New UCA President Allen Meadors Called a Uniter

by Jan Cottingham  on Monday, Jul. 13, 2009 12:00 am  

Allen C. Meadors and Lu Hardin have at least one thing in common: They've disappointed many at the institutions they once led.

But the disappointment caused by Meadors, the new president of the University of Central Arkansas in Conway, is very different from that caused by Hardin, UCA's former chief. When Meadors, 62, left his job as chancellor at the University of North Carolina at Pembroke to take the UCA post, people at UNCP cried over the loss.

"We were sad when we found out he was leaving, but we greatly respect him wanting to return to help his alma mater out," said Breeden Blackwell, chairman of the UNCP board of trustees. "We really will have a void in leadership trying to replace him."

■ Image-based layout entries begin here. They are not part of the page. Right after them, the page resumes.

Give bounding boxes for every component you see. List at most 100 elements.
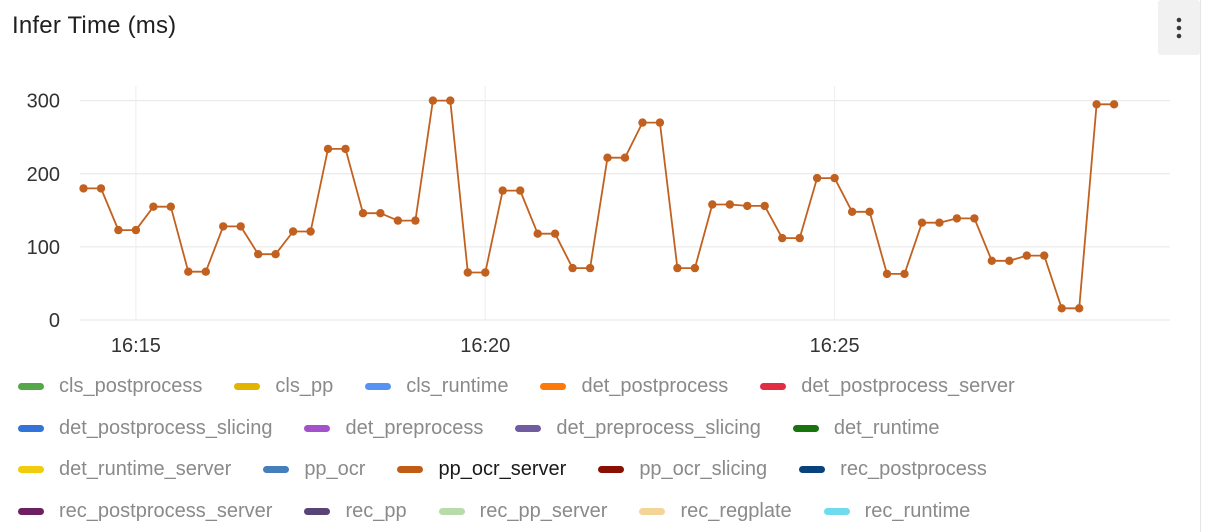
legend-label: det_runtime [833, 416, 940, 439]
data-point [131, 225, 141, 235]
data-point [830, 173, 839, 183]
legend-label: det_postprocess [581, 375, 729, 398]
legend-label: det_preprocess [345, 416, 484, 439]
data-point [428, 96, 438, 105]
legend-label: rec_pp_server [479, 499, 608, 522]
data-point [323, 144, 333, 154]
legend-item-pp_ocr_slicing[interactable]: pp_ocr_slicing [598, 458, 767, 481]
y-tick-label: 200 [27, 164, 60, 186]
legend-label: pp_ocr_server [438, 458, 567, 481]
legend-item-det_runtime[interactable]: det_runtime [792, 416, 940, 440]
legend-swatch [397, 466, 424, 474]
legend-swatch [598, 466, 625, 474]
data-point [1022, 251, 1031, 260]
data-point [725, 200, 734, 209]
data-point [149, 202, 158, 211]
data-point [847, 207, 857, 216]
legend-item-pp_ocr[interactable]: pp_ocr [263, 458, 365, 481]
data-point [393, 216, 403, 225]
data-point [795, 233, 804, 243]
legend-label: pp_ocr_slicing [639, 458, 768, 481]
legend-item-rec_pp[interactable]: rec_pp [304, 500, 407, 523]
legend-item-det_postprocess_slicing[interactable]: det_postprocess_slicing [18, 417, 272, 440]
legend-swatch [760, 383, 787, 391]
legend-item-rec_pp_server[interactable]: rec_pp_server [438, 499, 608, 523]
data-point [778, 233, 787, 243]
legend-item-det_preprocess_slicing[interactable]: det_preprocess_slicing [515, 417, 761, 440]
data-point [306, 227, 315, 236]
legend-item-det_postprocess_server[interactable]: det_postprocess_server [760, 375, 1015, 398]
data-point [935, 218, 944, 227]
data-point [219, 222, 228, 231]
legend-item-rec_postprocess_server[interactable]: rec_postprocess_server [18, 500, 272, 523]
legend-item-cls_runtime[interactable]: cls_runtime [365, 375, 508, 398]
data-point [812, 173, 822, 183]
legend-label: rec_postprocess_server [59, 499, 273, 522]
panel-menu-button[interactable] [1158, 0, 1200, 55]
legend-swatch [304, 507, 331, 515]
legend-row: rec_postprocess_server rec_pp rec_pp_serve… [18, 491, 1198, 532]
data-point [463, 268, 472, 277]
legend-swatch [515, 424, 542, 432]
legend-row: cls_postprocess cls_pp cls_runtime det_post… [18, 366, 1198, 408]
legend-swatch [234, 383, 261, 391]
legend-item-cls_pp[interactable]: cls_pp [234, 375, 333, 398]
legend-swatch [639, 507, 666, 515]
data-point [271, 250, 280, 259]
y-tick-label: 300 [27, 91, 60, 113]
data-point [760, 201, 769, 211]
legend-swatch [18, 466, 44, 474]
legend-item-det_postprocess[interactable]: det_postprocess [540, 375, 728, 398]
legend-label: rec_regplate [680, 499, 792, 522]
legend-label: rec_postprocess [840, 458, 987, 481]
chart-legend: cls_postprocess cls_pp cls_runtime det_post… [18, 366, 1198, 532]
y-tick-label: 0 [49, 310, 60, 332]
legend-swatch [18, 507, 44, 515]
legend-swatch [18, 383, 44, 391]
legend-label: det_postprocess_server [801, 375, 1015, 398]
data-point [1057, 304, 1066, 313]
legend-label: pp_ocr [304, 458, 366, 481]
legend-item-det_runtime_server[interactable]: det_runtime_server [18, 458, 231, 481]
data-point [184, 267, 193, 276]
data-point [690, 263, 700, 273]
data-point [1040, 251, 1049, 260]
data-point [603, 153, 612, 162]
x-tick-label: 16:20 [460, 335, 510, 357]
legend-label: cls_runtime [406, 375, 509, 398]
data-point [481, 268, 490, 277]
legend-swatch [438, 507, 465, 515]
data-point [882, 269, 892, 279]
data-point [376, 209, 385, 218]
legend-item-rec_postprocess[interactable]: rec_postprocess [799, 458, 987, 481]
legend-item-cls_postprocess[interactable]: cls_postprocess [18, 375, 202, 398]
grid [80, 86, 1170, 321]
data-point [236, 222, 245, 231]
legend-row: det_runtime_server pp_ocr pp_ocr_server pp_… [18, 449, 1198, 491]
legend-swatch [18, 424, 44, 432]
legend-item-pp_ocr_server[interactable]: pp_ocr_server [397, 458, 566, 481]
legend-item-rec_runtime[interactable]: rec_runtime [823, 500, 970, 523]
legend-item-rec_regplate[interactable]: rec_regplate [639, 499, 792, 523]
x-tick-label: 16:25 [810, 335, 860, 357]
legend-label: cls_pp [275, 375, 334, 398]
data-point [550, 229, 560, 238]
data-point [708, 200, 717, 209]
data-point [1005, 256, 1014, 265]
legend-swatch [792, 424, 819, 432]
data-point [166, 202, 175, 211]
chart-svg: 0 100 200 300 16:15 16:20 16:25 [27, 86, 1170, 357]
line-chart[interactable]: 0 100 200 300 16:15 16:20 16:25 [0, 70, 1200, 370]
legend-item-det_preprocess[interactable]: det_preprocess [304, 417, 483, 440]
data-point [1075, 304, 1084, 313]
data-point [79, 184, 88, 193]
data-point [201, 267, 210, 276]
data-point [358, 209, 368, 218]
y-tick-label: 100 [27, 237, 60, 259]
legend-swatch [263, 466, 290, 474]
data-point [411, 216, 420, 225]
data-point [673, 263, 682, 273]
series-line-pp_ocr_server [83, 99, 1115, 310]
data-point [446, 96, 455, 105]
data-point [533, 229, 542, 238]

Blackwell, an alumnus of Pembroke State College, the forerunner of UNCP, said Meadors' departure had saddened the entire board and the community of Pembroke, a college town of 2,399.

"There were a lot of tears when we had his final goodbye the other night."

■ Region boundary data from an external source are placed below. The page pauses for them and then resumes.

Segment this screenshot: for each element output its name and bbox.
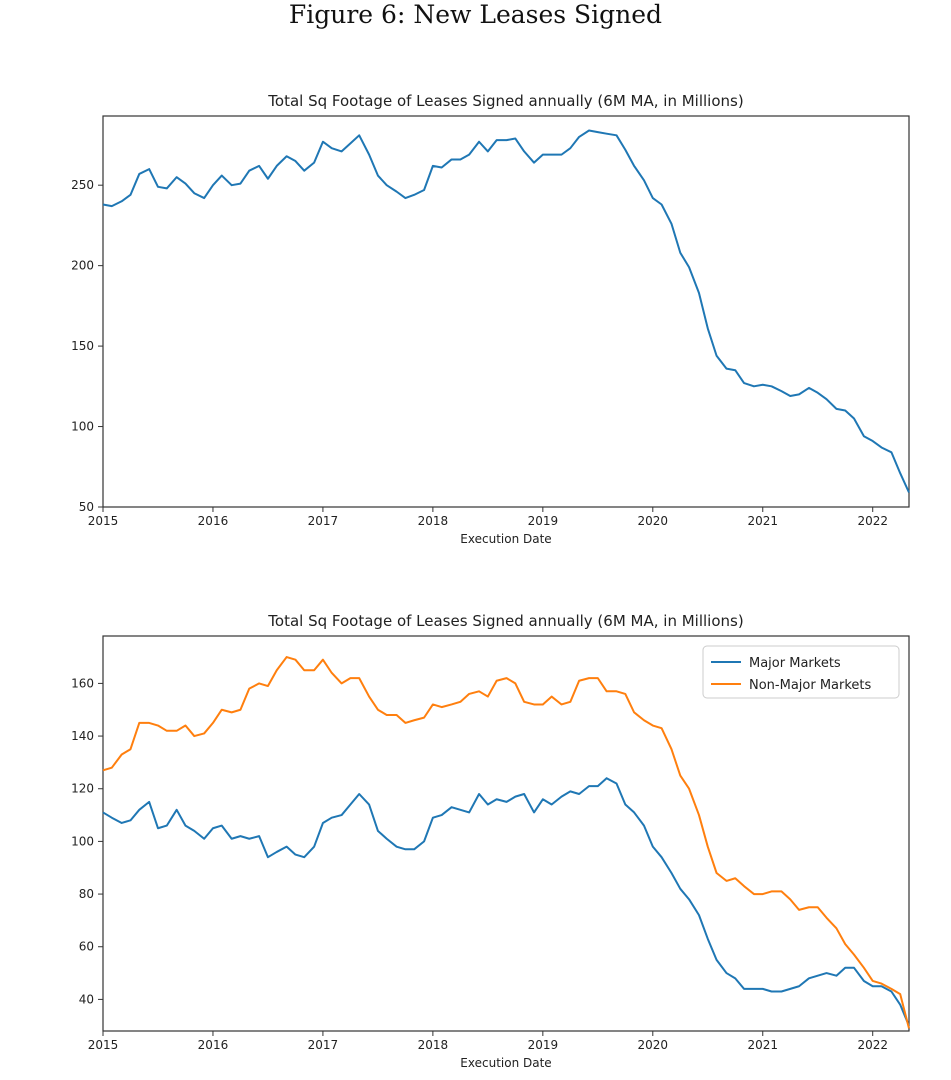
x-tick-label: 2015 (88, 514, 119, 528)
chart-title: Total Sq Footage of Leases Signed annual… (267, 92, 743, 110)
y-tick-label: 60 (79, 940, 94, 954)
chart-title: Total Sq Footage of Leases Signed annual… (267, 612, 743, 630)
series-line-total (102, 129, 910, 493)
series-line-non-major-markets (102, 656, 910, 1029)
legend-label: Non-Major Markets (749, 678, 872, 693)
y-tick-label: 250 (71, 178, 94, 192)
x-tick-label: 2017 (308, 514, 339, 528)
y-tick-label: 100 (71, 834, 94, 848)
y-tick-label: 120 (71, 782, 94, 796)
x-tick-label: 2022 (857, 1038, 888, 1052)
x-tick-label: 2015 (88, 1038, 119, 1052)
x-tick-label: 2018 (418, 514, 449, 528)
y-tick-label: 100 (71, 420, 94, 434)
x-tick-label: 2017 (308, 1038, 339, 1052)
x-tick-label: 2016 (198, 514, 229, 528)
x-tick-label: 2018 (418, 1038, 449, 1052)
x-tick-label: 2021 (747, 1038, 778, 1052)
x-tick-label: 2021 (747, 514, 778, 528)
y-tick-label: 160 (71, 676, 94, 690)
figure-title: Figure 6: New Leases Signed (288, 0, 663, 29)
x-tick-label: 2022 (857, 514, 888, 528)
y-tick-label: 80 (79, 887, 94, 901)
y-tick-label: 150 (71, 339, 94, 353)
y-tick-label: 40 (79, 992, 94, 1006)
series-line-major-markets (102, 777, 910, 1027)
legend-box (702, 645, 900, 699)
x-axis-label: Execution Date (460, 532, 551, 546)
x-tick-label: 2019 (528, 514, 559, 528)
y-tick-label: 140 (71, 729, 94, 743)
chart-total-leases: Total Sq Footage of Leases Signed annual… (71, 92, 910, 546)
legend-label: Major Markets (749, 656, 841, 671)
y-tick-label: 200 (71, 259, 94, 273)
x-tick-label: 2020 (638, 514, 669, 528)
plot-frame (102, 635, 910, 1032)
y-tick-label: 50 (79, 500, 94, 514)
x-axis-label: Execution Date (460, 1056, 551, 1070)
x-tick-label: 2019 (528, 1038, 559, 1052)
chart-major-vs-nonmajor: Total Sq Footage of Leases Signed annual… (71, 612, 910, 1070)
x-tick-label: 2020 (638, 1038, 669, 1052)
x-tick-label: 2016 (198, 1038, 229, 1052)
plot-frame (102, 115, 910, 508)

A faculty member, a student leader and the head of the 216,000-student University of North Carolina system echoed the sentiment.

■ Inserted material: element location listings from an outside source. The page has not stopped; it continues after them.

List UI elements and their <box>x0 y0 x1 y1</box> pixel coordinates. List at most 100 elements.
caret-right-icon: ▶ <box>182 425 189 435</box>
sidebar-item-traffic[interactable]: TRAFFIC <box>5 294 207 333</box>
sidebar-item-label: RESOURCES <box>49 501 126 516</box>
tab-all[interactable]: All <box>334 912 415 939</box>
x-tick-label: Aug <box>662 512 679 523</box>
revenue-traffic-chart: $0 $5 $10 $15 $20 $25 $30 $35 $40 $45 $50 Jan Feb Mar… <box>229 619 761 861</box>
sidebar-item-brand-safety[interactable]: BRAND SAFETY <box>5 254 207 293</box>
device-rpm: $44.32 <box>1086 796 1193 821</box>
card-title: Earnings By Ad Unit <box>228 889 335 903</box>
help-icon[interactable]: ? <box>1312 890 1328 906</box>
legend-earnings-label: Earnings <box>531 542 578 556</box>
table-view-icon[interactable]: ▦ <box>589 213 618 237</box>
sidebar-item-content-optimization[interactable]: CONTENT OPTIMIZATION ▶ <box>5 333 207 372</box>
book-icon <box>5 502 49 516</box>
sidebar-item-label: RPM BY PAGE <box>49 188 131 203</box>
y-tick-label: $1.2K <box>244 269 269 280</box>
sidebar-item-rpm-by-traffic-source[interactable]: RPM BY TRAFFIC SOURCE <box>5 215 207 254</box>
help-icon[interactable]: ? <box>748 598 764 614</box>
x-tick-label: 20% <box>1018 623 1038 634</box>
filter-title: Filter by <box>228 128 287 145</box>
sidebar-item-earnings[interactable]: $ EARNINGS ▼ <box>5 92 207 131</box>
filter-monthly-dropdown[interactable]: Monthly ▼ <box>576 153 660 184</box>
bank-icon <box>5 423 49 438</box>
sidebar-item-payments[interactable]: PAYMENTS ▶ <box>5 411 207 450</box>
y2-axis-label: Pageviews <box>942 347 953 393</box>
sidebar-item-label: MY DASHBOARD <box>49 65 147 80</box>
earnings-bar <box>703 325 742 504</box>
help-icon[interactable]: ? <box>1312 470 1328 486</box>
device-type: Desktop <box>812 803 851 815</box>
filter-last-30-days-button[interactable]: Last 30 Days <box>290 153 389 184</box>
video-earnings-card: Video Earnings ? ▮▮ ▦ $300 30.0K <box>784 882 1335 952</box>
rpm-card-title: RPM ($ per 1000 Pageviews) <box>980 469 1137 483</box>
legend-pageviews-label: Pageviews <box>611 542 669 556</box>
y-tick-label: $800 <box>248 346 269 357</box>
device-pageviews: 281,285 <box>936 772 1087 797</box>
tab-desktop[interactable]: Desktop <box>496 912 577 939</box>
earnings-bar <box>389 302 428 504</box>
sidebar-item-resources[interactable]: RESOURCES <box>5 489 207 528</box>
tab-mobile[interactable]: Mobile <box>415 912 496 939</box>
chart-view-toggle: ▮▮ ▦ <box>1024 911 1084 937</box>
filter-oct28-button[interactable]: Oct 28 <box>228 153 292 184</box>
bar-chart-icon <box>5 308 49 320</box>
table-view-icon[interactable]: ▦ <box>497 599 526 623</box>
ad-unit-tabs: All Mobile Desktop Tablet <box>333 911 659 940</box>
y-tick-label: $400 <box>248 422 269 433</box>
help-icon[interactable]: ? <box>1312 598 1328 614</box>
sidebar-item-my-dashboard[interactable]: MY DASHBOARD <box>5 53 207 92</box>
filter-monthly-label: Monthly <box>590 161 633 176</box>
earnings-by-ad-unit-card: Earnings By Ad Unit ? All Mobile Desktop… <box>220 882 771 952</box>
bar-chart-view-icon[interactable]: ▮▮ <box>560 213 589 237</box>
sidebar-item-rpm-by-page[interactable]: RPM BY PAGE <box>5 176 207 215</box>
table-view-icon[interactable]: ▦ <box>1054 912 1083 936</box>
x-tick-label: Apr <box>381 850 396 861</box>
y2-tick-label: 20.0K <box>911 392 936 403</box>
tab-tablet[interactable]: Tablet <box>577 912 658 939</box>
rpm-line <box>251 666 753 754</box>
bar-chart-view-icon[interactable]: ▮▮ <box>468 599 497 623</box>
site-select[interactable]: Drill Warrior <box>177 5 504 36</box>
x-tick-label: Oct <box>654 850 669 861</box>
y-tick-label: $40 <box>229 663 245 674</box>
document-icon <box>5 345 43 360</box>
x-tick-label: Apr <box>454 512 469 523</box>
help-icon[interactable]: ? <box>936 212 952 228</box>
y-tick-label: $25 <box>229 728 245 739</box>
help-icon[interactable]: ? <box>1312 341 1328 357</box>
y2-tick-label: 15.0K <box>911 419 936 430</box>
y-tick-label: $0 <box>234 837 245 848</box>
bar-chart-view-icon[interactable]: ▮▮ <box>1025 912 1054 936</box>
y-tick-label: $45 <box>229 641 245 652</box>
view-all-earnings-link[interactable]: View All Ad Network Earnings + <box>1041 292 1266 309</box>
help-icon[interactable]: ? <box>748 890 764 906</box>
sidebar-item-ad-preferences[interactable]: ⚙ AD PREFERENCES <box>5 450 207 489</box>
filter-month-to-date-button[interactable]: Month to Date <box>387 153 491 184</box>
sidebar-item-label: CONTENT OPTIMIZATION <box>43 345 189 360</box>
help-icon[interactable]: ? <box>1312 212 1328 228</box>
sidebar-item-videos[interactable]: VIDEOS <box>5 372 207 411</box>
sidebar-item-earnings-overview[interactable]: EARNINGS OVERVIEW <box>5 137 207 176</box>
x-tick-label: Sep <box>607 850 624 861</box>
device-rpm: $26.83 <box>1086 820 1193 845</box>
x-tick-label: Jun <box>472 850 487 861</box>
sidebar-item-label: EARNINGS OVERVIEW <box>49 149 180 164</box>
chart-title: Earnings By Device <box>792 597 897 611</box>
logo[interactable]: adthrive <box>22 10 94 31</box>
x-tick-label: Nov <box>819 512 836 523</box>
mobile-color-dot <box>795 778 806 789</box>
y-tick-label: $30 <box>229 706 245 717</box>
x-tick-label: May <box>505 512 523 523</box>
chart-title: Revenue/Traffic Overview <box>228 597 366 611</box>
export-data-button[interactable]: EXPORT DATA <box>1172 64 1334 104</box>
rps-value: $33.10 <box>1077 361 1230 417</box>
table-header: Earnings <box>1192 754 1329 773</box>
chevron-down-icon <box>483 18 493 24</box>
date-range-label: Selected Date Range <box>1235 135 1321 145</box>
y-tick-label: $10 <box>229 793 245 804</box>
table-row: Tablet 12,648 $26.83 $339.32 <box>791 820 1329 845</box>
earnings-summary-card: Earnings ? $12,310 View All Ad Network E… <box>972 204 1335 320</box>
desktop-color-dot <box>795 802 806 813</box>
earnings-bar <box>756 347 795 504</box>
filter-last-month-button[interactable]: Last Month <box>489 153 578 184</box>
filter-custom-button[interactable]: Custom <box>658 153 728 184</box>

"At his farewell dinner, there were quite a few tears," said Tony Curtis, chairman of UNCP's faculty senate. "We're just sorry to see him go," said Wade Allen, a senior at the university and editor of The Pine Needle, the student newspaper.

If Meadors accomplishes at UCA what he's credited with achieving in his 10 years at UNCP, the students, employees and supporters of the Conway institution may look back and see the silver lining in the storm clouds of the Lu Hardin controversy: an opportunity to install a leader described as open, accessible, dedicated, hard working and honest.

"Allen's the kind of guy you trust with your checkbook," Blackwell said.

Erskine Bowles, president of the University of North Carolina system and White House chief of staff under President Bill Clinton, said UNCP "was truly transformed under [Meadors'] leadership."

"I would have loved to have kept him," said Bowles, who heads a higher education system that comprises 17 different institutions. "He did a fabulous job at this university. He is a leader in every sense of that word, and central Arkansas has gotten a gem.

"This guy left UNCP stronger and healthier than he found it. He made the surrounding community a better and more attractive place to live, work and raise a family. I think that's a legacy any true leader could be proud of. Our loss is certainly Arkansas' gain."